Mr. KINGSTON. And, you know, not to mention there will be a new tax on individuals because, you know, when you're forced to buy something, that is a tax. And so there would be less money for customers of small businesses on a discretionary basis. Whether they're buying hamburgers or clothes or tires or whatever, they'll have less of it in their pocket.
Mr. AKIN. Did you know that there are supposedly 36--I know Missouri is one of them. That's my home State. There are 36 States that have legislation moving exempting the States from having to be required to purchase health care when the government demands that everybody has to buy federally approved health care? There are 36 separate States moving legislation to stop that. That doesn't say something's popular.
Mr. KINGSTON. Well, again, the American people do understand this Pelosi-Obama-Reid health care package. And, you know, I think one of the great examples of government efficiency we saw in August, Cash for Clunkers. It was a program, actually pretty simple program. You turn in your old gas guzzler, you trade it in for a more fuel-efficient car. We give you a tax credit. They take your old car, put it out to pasture and put it down. And, you know, it's kind of an easy thing to follow. Stimulates the car dealerships.

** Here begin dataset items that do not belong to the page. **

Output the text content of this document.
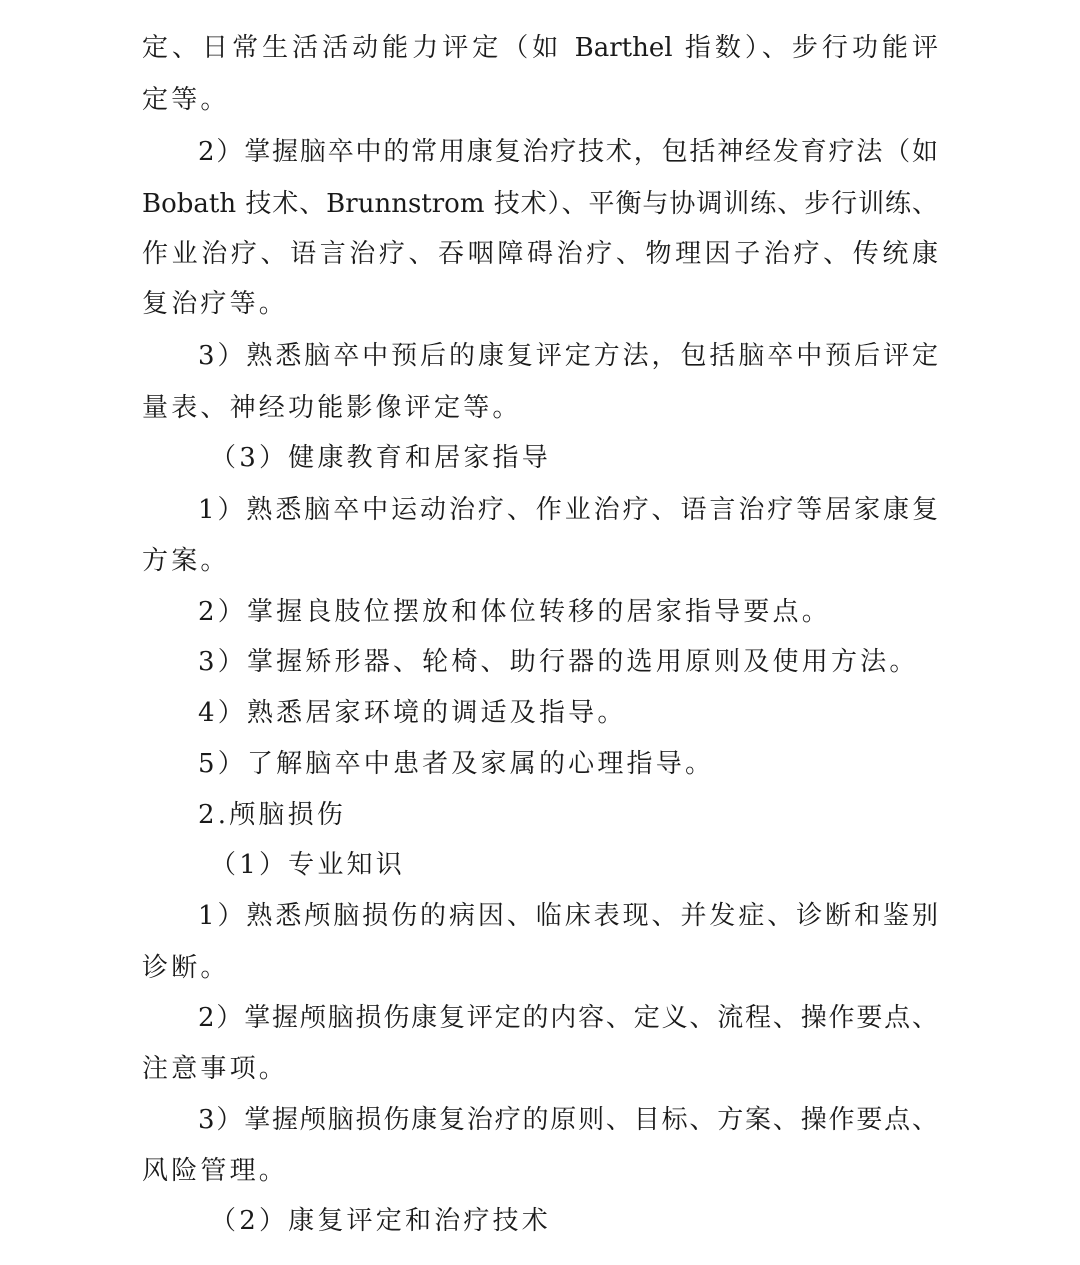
定、日常生活活动能力评定（如 Barthel 指数）、步行功能评
定等。
2）掌握脑卒中的常用康复治疗技术，包括神经发育疗法（如
Bobath 技术、Brunnstrom 技术）、平衡与协调训练、步行训练、
作业治疗、语言治疗、吞咽障碍治疗、物理因子治疗、传统康
复治疗等。
3）熟悉脑卒中预后的康复评定方法，包括脑卒中预后评定
量表、神经功能影像评定等。
（3）健康教育和居家指导
1）熟悉脑卒中运动治疗、作业治疗、语言治疗等居家康复
方案。
2）掌握良肢位摆放和体位转移的居家指导要点。
3）掌握矫形器、轮椅、助行器的选用原则及使用方法。
4）熟悉居家环境的调适及指导。
5）了解脑卒中患者及家属的心理指导。
2.颅脑损伤
（1）专业知识
1）熟悉颅脑损伤的病因、临床表现、并发症、诊断和鉴别
诊断。
2）掌握颅脑损伤康复评定的内容、定义、流程、操作要点、
注意事项。
3）掌握颅脑损伤康复治疗的原则、目标、方案、操作要点、
风险管理。
（2）康复评定和治疗技术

Well, that program was supposed to last from August to November. It was a $1 billion program. I think they hired 100 employees, came back a week later and said they needed 1,100 employees and $3 billion. And even doing that, Cash for Clunkers was dead and defunct within a matter of weeks.
So you now feel that that same government that brought us Cash for Clunkers, a $3 billion program, is going to be able to run a $2 trillion health care bill.
Mr. AKIN. Well, I thank you, gentleman, for joining me today. And the question at the beginning was is this going to be a credible theatrical performance tomorrow or are people just going to tune in to the Olympics. I guess we'll see tomorrow what's going to really happen, but I'm not sure there's much new, from what we can see about what's being proposed from the White House.